En el mundo de la administración de justicia, existe una jerarquía que el ciudadano debe comprender: tras la figura del juez, la autoridad inmediata es el secretario judicial, depositario de la fe pública. Sin embargo, casos de la vida real demuestran que ni el lugar más sagrado de la ley está exento de la bajeza. En una ocasión, en un tribunal penal, un individuo pulcramente trajeado —quien por su porte todos confundieron con un abogado— aprovechó un descuido de la Secretaria para sustraer su bolso a la vista de todos. Su elegancia fue el camuflaje perfecto para el ratero.
Esta patología del despojo no distingue profesiones ni afectos; son hechos verídicos que asombran por su cinismo. En el ámbito académico, una estudiante de apariencia angelical aprovechó la confianza de su profesor para intercambiar su cargador averiado por el del teléfono móvil o celular del docente; e igualmente vergonzoso fue el caso real de un Fiscal del Ministerio Público que ocultó bajo su maletín unas gafas o lentes ajenos de gran valor, con la clara intención de apropiárselos y quedárselos para su uso personal. La audacia delictiva llega a niveles grotescos, como el caso de Julio, el coronel psicópata, quien dirigía un centro de formación policial. Este individuo, en un ejercicio de corrupción sistémica, saqueaba absolutamente todos los recursos destinados a estudiantes y profesores: desde el ganado y la totalidad de la comida para el comedor, hasta útiles, utensilios, ropa y gasolina. Su rapacidad no tenía límites, llegando a apropiarse de gran parte —o de la totalidad— de los juguetes y alimentos que debían repartirse en Navidad. Julio se rodeaba de su grupo de «monos voladores» —esos cómplices necesarios que refuerzan y ejecutan las fechorías del perverso— para abastecer a su familia y vender el excedente. Su conducta es el vivo retrato del refrán: «Dime con quién andas y te diré quién eres», pues se rodeó de una estirpe similar para validar su propio ladronismo.
Incluso frente a las sedes de organismos de seguridad —lo que en España equivaldría a las dependencias de la Guardia Civil o la Policía Nacional—, la impunidad se manifiesta cuando un ciudadano sufre el robo de su vehículo aparcado en la misma puerta, sembrando la duda sobre la autoría del hecho.
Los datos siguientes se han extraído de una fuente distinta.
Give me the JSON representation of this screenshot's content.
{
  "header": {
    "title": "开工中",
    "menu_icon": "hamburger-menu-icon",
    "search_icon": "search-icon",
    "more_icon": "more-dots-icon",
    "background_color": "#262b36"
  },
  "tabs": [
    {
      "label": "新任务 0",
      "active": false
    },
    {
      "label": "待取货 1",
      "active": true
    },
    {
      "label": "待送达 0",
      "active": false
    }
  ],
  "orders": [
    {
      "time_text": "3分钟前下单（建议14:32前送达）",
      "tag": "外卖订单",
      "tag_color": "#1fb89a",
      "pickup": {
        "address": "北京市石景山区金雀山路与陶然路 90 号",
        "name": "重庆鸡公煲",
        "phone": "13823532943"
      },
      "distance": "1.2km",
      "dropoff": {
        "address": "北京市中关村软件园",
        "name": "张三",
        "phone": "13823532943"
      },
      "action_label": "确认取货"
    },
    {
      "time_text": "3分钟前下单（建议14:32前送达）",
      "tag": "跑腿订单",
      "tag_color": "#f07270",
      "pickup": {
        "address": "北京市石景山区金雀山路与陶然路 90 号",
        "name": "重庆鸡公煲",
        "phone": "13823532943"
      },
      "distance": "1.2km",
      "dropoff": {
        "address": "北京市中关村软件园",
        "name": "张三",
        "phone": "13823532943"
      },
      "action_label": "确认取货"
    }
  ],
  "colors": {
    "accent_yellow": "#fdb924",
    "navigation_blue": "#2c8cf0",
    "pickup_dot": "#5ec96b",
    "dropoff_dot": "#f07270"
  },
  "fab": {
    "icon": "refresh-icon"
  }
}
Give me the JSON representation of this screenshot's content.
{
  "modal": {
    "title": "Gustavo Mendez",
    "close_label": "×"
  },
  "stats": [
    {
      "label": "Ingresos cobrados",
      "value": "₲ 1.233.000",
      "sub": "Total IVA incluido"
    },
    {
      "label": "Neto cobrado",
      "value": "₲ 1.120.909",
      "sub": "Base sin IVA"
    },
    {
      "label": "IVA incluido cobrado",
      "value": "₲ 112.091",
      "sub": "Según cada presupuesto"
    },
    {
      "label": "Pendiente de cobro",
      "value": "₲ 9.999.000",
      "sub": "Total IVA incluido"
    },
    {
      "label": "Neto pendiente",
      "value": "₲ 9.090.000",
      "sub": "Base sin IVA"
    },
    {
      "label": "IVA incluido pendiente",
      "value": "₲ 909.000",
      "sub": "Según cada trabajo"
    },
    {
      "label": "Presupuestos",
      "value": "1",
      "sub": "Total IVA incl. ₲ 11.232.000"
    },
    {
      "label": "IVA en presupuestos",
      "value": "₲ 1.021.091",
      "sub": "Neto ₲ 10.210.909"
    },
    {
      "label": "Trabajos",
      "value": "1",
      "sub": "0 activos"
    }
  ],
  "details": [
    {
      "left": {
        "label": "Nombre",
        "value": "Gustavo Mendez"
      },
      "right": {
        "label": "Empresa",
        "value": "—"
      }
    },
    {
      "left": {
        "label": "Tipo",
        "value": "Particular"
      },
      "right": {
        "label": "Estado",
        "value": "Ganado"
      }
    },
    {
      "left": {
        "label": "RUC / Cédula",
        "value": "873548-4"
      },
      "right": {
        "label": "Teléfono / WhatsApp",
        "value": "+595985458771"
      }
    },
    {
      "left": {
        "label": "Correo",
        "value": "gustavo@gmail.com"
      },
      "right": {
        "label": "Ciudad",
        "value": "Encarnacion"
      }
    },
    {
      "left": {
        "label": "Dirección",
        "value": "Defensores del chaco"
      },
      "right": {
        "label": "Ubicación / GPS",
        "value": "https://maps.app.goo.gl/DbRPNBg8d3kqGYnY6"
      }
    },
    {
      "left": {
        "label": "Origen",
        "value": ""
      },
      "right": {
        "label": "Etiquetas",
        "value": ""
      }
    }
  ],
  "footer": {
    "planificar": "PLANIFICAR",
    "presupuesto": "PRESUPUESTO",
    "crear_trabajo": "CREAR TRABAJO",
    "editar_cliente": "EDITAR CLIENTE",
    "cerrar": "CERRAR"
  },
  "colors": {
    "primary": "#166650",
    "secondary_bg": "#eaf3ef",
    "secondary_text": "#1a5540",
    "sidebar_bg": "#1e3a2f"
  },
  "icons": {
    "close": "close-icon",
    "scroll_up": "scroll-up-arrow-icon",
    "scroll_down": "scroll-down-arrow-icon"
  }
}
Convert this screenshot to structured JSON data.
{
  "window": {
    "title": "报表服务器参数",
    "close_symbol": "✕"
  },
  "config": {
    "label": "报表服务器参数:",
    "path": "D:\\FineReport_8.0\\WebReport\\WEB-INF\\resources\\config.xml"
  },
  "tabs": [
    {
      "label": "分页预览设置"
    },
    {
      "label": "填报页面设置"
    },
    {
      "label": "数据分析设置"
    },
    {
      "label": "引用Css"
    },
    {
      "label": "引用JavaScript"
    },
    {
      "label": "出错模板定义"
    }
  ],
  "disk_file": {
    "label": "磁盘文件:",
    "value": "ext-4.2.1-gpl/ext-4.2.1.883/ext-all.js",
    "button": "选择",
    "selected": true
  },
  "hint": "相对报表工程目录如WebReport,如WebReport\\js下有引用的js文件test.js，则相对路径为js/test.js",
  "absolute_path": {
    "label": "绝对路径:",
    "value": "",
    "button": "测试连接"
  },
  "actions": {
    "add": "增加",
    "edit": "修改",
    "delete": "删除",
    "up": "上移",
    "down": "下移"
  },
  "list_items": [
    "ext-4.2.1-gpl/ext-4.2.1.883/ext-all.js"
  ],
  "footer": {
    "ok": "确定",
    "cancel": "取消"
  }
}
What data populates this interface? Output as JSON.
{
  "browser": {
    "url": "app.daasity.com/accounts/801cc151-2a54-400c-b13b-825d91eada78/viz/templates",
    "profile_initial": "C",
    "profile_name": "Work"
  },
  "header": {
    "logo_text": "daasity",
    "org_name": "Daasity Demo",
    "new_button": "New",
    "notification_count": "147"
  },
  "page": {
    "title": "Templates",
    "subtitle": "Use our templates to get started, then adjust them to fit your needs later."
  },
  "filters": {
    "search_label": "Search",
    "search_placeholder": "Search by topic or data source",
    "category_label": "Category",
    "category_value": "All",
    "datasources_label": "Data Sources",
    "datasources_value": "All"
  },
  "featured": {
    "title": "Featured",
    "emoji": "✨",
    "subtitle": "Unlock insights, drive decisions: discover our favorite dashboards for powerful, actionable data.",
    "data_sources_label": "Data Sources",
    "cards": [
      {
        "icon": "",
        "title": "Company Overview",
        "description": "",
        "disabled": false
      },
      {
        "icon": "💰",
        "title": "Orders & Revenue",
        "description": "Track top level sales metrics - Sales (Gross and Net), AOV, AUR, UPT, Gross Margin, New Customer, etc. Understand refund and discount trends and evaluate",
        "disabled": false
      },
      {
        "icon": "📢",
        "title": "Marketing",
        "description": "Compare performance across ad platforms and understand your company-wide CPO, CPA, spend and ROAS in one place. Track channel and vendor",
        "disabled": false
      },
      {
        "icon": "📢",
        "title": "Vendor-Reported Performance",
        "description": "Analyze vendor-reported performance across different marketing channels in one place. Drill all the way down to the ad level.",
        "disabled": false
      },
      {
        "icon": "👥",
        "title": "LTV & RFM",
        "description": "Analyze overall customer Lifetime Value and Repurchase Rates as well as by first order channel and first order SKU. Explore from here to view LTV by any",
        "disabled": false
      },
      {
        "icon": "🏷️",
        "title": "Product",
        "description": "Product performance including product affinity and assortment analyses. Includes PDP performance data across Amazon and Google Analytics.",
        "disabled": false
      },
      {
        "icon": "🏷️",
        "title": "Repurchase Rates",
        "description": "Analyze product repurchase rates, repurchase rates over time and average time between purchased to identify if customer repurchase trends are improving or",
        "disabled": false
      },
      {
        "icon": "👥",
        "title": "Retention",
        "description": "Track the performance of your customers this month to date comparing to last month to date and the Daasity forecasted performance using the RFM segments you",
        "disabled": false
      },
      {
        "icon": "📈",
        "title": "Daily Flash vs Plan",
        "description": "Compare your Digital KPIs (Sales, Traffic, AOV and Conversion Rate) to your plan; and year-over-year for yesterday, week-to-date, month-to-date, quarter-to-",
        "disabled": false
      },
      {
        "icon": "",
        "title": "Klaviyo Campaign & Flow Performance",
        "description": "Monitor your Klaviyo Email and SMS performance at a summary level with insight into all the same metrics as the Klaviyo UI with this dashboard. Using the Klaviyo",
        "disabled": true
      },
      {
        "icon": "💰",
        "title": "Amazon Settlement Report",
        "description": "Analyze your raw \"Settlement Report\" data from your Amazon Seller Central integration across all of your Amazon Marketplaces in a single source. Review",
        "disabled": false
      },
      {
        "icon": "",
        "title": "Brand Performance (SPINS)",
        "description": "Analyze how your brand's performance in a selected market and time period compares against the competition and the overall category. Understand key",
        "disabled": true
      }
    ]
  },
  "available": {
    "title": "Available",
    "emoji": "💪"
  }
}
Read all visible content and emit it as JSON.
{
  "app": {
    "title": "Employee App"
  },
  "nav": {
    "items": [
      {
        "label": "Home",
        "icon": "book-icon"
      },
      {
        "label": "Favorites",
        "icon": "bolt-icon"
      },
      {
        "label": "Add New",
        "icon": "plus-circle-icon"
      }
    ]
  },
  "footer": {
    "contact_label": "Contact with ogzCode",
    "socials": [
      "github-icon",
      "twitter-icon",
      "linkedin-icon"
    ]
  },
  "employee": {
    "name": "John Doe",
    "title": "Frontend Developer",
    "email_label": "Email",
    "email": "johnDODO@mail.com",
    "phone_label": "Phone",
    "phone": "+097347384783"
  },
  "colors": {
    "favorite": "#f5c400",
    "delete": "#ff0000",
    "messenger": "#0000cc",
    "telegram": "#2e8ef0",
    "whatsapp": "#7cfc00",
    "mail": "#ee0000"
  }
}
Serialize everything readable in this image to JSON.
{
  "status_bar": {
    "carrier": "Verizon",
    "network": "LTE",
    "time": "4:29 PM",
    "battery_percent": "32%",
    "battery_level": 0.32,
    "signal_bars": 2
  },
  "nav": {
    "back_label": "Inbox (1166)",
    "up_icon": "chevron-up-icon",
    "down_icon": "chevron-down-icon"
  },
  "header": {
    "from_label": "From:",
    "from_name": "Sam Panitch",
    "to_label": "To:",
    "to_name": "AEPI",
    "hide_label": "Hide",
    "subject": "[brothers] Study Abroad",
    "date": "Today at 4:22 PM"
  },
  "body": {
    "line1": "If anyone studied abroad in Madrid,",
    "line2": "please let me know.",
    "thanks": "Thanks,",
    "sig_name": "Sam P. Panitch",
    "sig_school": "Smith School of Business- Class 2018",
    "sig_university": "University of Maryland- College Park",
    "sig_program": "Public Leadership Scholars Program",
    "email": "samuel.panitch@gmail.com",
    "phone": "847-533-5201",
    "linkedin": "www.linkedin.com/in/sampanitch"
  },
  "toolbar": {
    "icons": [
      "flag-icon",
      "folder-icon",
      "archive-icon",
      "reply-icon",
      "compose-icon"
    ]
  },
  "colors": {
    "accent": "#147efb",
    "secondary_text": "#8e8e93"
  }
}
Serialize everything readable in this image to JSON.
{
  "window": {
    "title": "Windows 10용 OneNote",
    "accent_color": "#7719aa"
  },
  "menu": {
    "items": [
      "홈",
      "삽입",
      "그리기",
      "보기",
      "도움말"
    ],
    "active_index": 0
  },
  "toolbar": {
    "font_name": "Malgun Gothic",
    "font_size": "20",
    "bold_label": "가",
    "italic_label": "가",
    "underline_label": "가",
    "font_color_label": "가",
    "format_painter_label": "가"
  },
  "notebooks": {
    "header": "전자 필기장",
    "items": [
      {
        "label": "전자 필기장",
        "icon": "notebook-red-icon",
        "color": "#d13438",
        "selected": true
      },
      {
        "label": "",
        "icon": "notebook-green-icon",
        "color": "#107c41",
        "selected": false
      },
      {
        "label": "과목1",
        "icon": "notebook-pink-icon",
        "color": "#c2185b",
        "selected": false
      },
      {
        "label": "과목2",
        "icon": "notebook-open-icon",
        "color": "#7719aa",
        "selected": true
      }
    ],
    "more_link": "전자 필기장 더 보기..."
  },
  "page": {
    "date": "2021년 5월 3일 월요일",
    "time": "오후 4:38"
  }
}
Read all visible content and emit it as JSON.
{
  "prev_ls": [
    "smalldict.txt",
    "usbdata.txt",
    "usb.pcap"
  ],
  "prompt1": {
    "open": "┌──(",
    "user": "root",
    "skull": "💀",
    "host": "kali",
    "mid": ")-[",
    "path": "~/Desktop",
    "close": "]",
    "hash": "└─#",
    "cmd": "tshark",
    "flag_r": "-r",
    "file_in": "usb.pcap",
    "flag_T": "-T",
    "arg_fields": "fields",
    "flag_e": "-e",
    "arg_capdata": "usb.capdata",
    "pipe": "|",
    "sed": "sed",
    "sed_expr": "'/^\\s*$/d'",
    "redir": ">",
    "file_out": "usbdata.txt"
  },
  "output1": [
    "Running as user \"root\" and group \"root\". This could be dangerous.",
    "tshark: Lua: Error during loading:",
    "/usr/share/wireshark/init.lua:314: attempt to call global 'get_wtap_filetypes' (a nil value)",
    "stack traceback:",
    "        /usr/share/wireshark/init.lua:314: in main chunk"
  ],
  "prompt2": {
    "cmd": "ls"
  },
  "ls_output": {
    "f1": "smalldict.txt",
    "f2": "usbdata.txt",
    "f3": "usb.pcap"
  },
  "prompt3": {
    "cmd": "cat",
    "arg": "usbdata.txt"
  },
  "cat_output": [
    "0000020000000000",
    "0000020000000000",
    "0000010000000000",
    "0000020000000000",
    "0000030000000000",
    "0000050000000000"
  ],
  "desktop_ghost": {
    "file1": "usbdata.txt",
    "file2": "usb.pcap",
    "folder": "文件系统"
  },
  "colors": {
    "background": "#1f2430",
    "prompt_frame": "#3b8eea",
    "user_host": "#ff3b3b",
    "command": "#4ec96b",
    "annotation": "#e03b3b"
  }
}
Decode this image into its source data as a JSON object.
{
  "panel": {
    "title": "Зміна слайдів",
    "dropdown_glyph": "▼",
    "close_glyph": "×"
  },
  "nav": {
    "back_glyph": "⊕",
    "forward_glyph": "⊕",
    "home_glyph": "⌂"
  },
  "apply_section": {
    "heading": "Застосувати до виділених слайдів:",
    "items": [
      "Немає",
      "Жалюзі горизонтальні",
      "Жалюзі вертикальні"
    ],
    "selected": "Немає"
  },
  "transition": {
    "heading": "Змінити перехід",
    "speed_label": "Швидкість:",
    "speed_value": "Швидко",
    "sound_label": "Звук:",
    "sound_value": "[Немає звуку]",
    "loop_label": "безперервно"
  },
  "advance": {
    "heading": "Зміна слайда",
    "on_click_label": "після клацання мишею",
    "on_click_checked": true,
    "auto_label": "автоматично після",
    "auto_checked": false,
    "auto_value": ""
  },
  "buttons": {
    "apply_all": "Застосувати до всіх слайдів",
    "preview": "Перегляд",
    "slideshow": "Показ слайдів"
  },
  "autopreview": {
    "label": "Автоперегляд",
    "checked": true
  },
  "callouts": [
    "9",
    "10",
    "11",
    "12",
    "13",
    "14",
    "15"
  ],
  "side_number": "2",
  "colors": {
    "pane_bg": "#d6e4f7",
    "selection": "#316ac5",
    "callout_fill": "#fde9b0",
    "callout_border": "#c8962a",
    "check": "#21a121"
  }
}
Pero la ratería escala también hacia la traición personal: desde el vecino hipócrita que roba el Wi-Fi, hasta aquel que se queda con objetos prestados como un martillo o un taladro. El refrán que reza «triste destino de un libro prestado: nunca devuelto, siempre maltratado» es solo un ejemplo de una lista de enésimos abusos donde el olvido es la herramienta del robo. Es la misma calaña de quien debe honorarios y, en lugar de pagar, se hace enemigo de su benefactor para eludir su deuda moral y económica.
Ya sea el cajero que factura de más, la hija o el hijo que vulnera la confianza para saquear las cuentas o la cartera de su padre, o el pasajero que en el transporte colectivo oculta con el pie la bolsa caída de una señora, el robo se disfraza de oportunidad. Al respecto, Benjamin Franklin señalaba que es sumamente difícil agradecer un favor; el ingrato olvida el beneficio —como el obsequio de un botellón de agua o comida— para no sentirse obligado. Ante esto, conviene recordar a Baltasar Gracián en El arte de la prudencia: debemos actuar en privado como si nos vieran en público. La integridad verdadera consiste en ser honrado aunque nadie nos vea. Estas anécdotas confirman que la decencia no reside en el traje ni en el cargo, sino en la solidez del espíritu. Donde quiera que hay un descuido, aparece un ratero, pues la ratería y el ladronismo, sin importar su maquillaje, han permeado todos los rincones de la convivencia.
«La honradez es siempre digna de elogio, aun cuando no reporte utilidad, ni gozo, ni gloria.»